En cinquième lieu, aux termes de l’article L. 551-16 du code de l'entrée et du séjour des étrangers et du droit d'asile : « Il est mis fin, partiellement ou totalement, aux conditions matérielles d'accueil dont bénéficie le demandeur, dans le respect de l'article 20 de la directive 2013/33/ UE du Parlement européen et du Conseil du 26 juin 2013 établissant des normes pour l'accueil des personnes demandant la protection internationale, dans les cas suivants : / (…) / 3° Il ne respecte pas les exigences des autorités chargées de l'asile, notamment en se rendant aux entretiens, en se présentant aux autorités et en fournissant les informations utiles afin de faciliter l'instruction des demandes (…) / La décision mettant fin aux conditions matérielles d'accueil prise en application du présent article est écrite et motivée. Elle prend en compte la vulnérabilité du demandeur. Elle est prise après que l'intéressé a été mis en mesure de présenter ses observations écrites selon des modalités définies par décret. / Lorsque la décision mettant fin aux conditions matérielles d'accueil a été prise en application des 1°, 2° ou 3° du présent article et que les raisons ayant conduit à cette décision ont cessé, le demandeur peut solliciter de l'Office français de l'immigration et de l'intégration le rétablissement des conditions matérielles d'accueil. L'office statue sur la demande en prenant notamment en compte la vulnérabilité du demandeur ainsi que, le cas échéant, les raisons pour lesquelles il n'a pas respecté les obligations auxquelles il avait consenti au moment de l'acception initiale des conditions matérielles d'accueil ».

Il ressort des pièces du dossier que Mme B... s’est vu reconnaître la qualité de réfugié par les autorités italiennes en 2021 sous un alias, circonstance dont elle n’a pas informé les autorités françaises à l’occasion du dépôt de sa demande d’asile, ainsi qu’il ressort des termes du compte-rendu de son entretien en préfecture. Par ailleurs, les circonstances que Mme B... souffrirait d’allergies et de toux ne suffisent pas à la regarder comme se trouvant dans une situation de particulière vulnérabilité. En se bornant à soutenir qu’elle n’était pas au courant de ce qu’elle bénéficiait du statut de réfugié sans apporter aucune précision ni aucun élément au soutien de ses allégations, Mme B... n’établit pas que l’Office français de l'immigration et de l'intégration aurait entaché sa décision d’une erreur manifeste d’appréciation en se fondant sur le motif mentionné ci-dessus pour mettre fin aux conditions matérielles d’accueil dont elle bénéficiait.

Il résulte de ce qui précède que les conclusions de Mme B... à fin d’annulation doivent être rejetées, ainsi que, par voie de conséquence, ses conclusions à fin d’injonction et celles présentées au titre des frais d’instance.




D E C I D E :

Article 1er : La requête de Mme B... est rejetée.

Article 2 : Le présent jugement sera notifié à Mme C..., à Me Rodrigues Devesas et à l'Office français de l'immigration de l'intégration.
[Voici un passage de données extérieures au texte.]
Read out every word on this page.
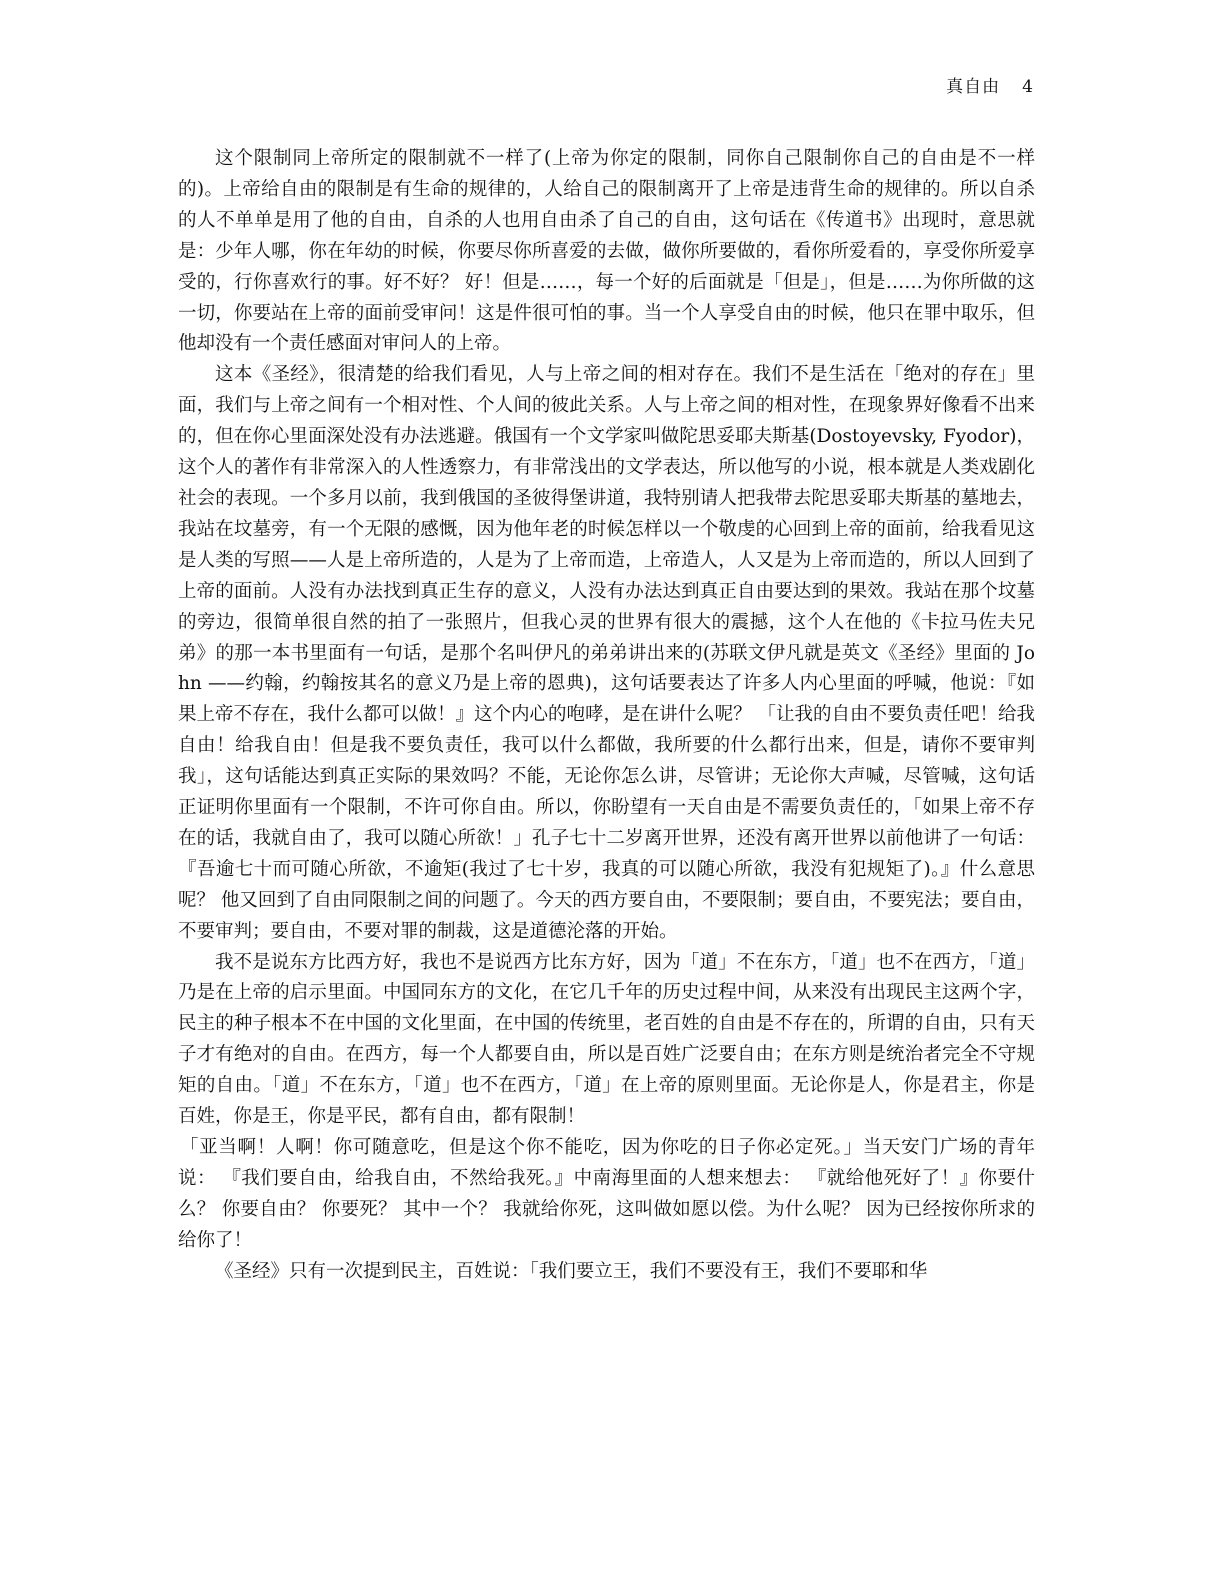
真自由 4

这个限制同上帝所定的限制就不一样了(上帝为你定的限制，同你自己限制你自己的自由是不一样的)。上帝给自由的限制是有生命的规律的，人给自己的限制离开了上帝是违背生命的规律的。所以自杀的人不单单是用了他的自由，自杀的人也用自由杀了自己的自由，这句话在《传道书》出现时，意思就是：少年人哪，你在年幼的时候，你要尽你所喜爱的去做，做你所要做的，看你所爱看的，享受你所爱享受的，行你喜欢行的事。好不好？ 好！但是……，每一个好的后面就是「但是」，但是……为你所做的这一切，你要站在上帝的面前受审问！这是件很可怕的事。当一个人享受自由的时候，他只在罪中取乐，但他却没有一个责任感面对审问人的上帝。

这本《圣经》，很清楚的给我们看见，人与上帝之间的相对存在。我们不是生活在「绝对的存在」里面，我们与上帝之间有一个相对性、个人间的彼此关系。人与上帝之间的相对性，在现象界好像看不出来的，但在你心里面深处没有办法逃避。俄国有一个文学家叫做陀思妥耶夫斯基(Dostoyevsky, Fyodor)，这个人的著作有非常深入的人性透察力，有非常浅出的文学表达，所以他写的小说，根本就是人类戏剧化社会的表现。一个多月以前，我到俄国的圣彼得堡讲道，我特别请人把我带去陀思妥耶夫斯基的墓地去，我站在坟墓旁，有一个无限的感慨，因为他年老的时候怎样以一个敬虔的心回到上帝的面前，给我看见这是人类的写照——人是上帝所造的，人是为了上帝而造，上帝造人，人又是为上帝而造的，所以人回到了上帝的面前。人没有办法找到真正生存的意义，人没有办法达到真正自由要达到的果效。我站在那个坟墓的旁边，很简单很自然的拍了一张照片，但我心灵的世界有很大的震撼，这个人在他的《卡拉马佐夫兄弟》的那一本书里面有一句话，是那个名叫伊凡的弟弟讲出来的(苏联文伊凡就是英文《圣经》里面的 John ——约翰，约翰按其名的意义乃是上帝的恩典)，这句话要表达了许多人内心里面的呼喊，他说：『如果上帝不存在，我什么都可以做！』这个内心的咆哮，是在讲什么呢？ 「让我的自由不要负责任吧！给我自由！给我自由！但是我不要负责任，我可以什么都做，我所要的什么都行出来，但是，请你不要审判我」，这句话能达到真正实际的果效吗？不能，无论你怎么讲，尽管讲；无论你大声喊，尽管喊，这句话正证明你里面有一个限制，不许可你自由。所以，你盼望有一天自由是不需要负责任的，「如果上帝不存在的话，我就自由了，我可以随心所欲！」孔子七十二岁离开世界，还没有离开世界以前他讲了一句话： 『吾逾七十而可随心所欲，不逾矩(我过了七十岁，我真的可以随心所欲，我没有犯规矩了)。』什么意思呢？ 他又回到了自由同限制之间的问题了。今天的西方要自由，不要限制；要自由，不要宪法；要自由，不要审判；要自由，不要对罪的制裁，这是道德沦落的开始。

我不是说东方比西方好，我也不是说西方比东方好，因为「道」不在东方，「道」也不在西方，「道」乃是在上帝的启示里面。中国同东方的文化，在它几千年的历史过程中间，从来没有出现民主这两个字，民主的种子根本不在中国的文化里面，在中国的传统里，老百姓的自由是不存在的，所谓的自由，只有天子才有绝对的自由。在西方，每一个人都要自由，所以是百姓广泛要自由；在东方则是统治者完全不守规矩的自由。「道」不在东方，「道」也不在西方，「道」在上帝的原则里面。无论你是人，你是君主，你是百姓，你是王，你是平民，都有自由，都有限制！

「亚当啊！人啊！你可随意吃，但是这个你不能吃，因为你吃的日子你必定死。」当天安门广场的青年说： 『我们要自由，给我自由，不然给我死。』中南海里面的人想来想去： 『就给他死好了！』你要什么？ 你要自由？ 你要死？ 其中一个？ 我就给你死，这叫做如愿以偿。为什么呢？ 因为已经按你所求的给你了！

《圣经》只有一次提到民主，百姓说：「我们要立王，我们不要没有王，我们不要耶和华
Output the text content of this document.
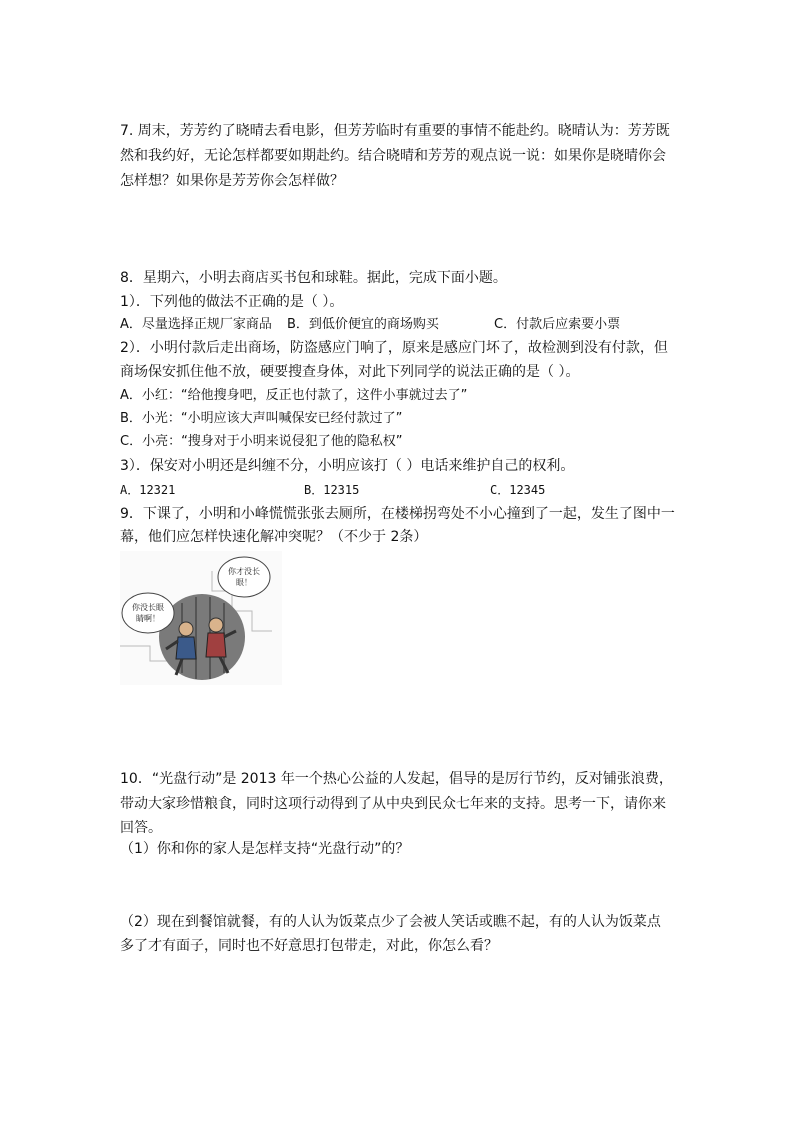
7. 周末，芳芳约了晓晴去看电影，但芳芳临时有重要的事情不能赴约。晓晴认为：芳芳既
然和我约好，无论怎样都要如期赴约。结合晓晴和芳芳的观点说一说：如果你是晓晴你会
怎样想？如果你是芳芳你会怎样做？
8．星期六，小明去商店买书包和球鞋。据此，完成下面小题。
1）．下列他的做法不正确的是（ ）。
A．尽量选择正规厂家商品 B．到低价便宜的商场购买	C．付款后应索要小票
2）．小明付款后走出商场，防盗感应门响了，原来是感应门坏了，故检测到没有付款，但
商场保安抓住他不放，硬要搜查身体，对此下列同学的说法正确的是（ ）。
A．小红：“给他搜身吧，反正也付款了，这件小事就过去了”
B．小光：“小明应该大声叫喊保安已经付款过了”
C．小亮：“搜身对于小明来说侵犯了他的隐私权”
3）．保安对小明还是纠缠不分，小明应该打（ ）电话来维护自己的权利。
A．12321	B．12315	C．12345
9．下课了，小明和小峰慌慌张张去厕所，在楼梯拐弯处不小心撞到了一起，发生了图中一
幕，他们应怎样快速化解冲突呢？（不少于 2条）
你没长眼
睛啊！
你才没长
眼！
10．“光盘行动”是 2013 年一个热心公益的人发起，倡导的是厉行节约，反对铺张浪费，
带动大家珍惜粮食，同时这项行动得到了从中央到民众七年来的支持。思考一下，请你来
回答。
（1）你和你的家人是怎样支持“光盘行动”的？
（2）现在到餐馆就餐，有的人认为饭菜点少了会被人笑话或瞧不起，有的人认为饭菜点
多了才有面子，同时也不好意思打包带走，对此，你怎么看？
Délibéré après l'audience du 5 novembre 2026, à laquelle siégeaient :

Mme Le Barbier, présidente,
M. Simon, premier conseiller,
Mme Ribac, conseillère.

Rendu public par mise à disposition au greffe le 26 novembre 2025.

Le rapporteur,

P-E. SIMON
La présidente,

M. LE BARBIER



La greffière,




P. LABOUREL


La République mande et ordonne au ministre de l’intérieur en ce qui le concerne ou à tous commissaires de justice à ce requis en ce qui concerne les voies de droit commun, contre les parties privées, de pourvoir à l'exécution de la présente décision.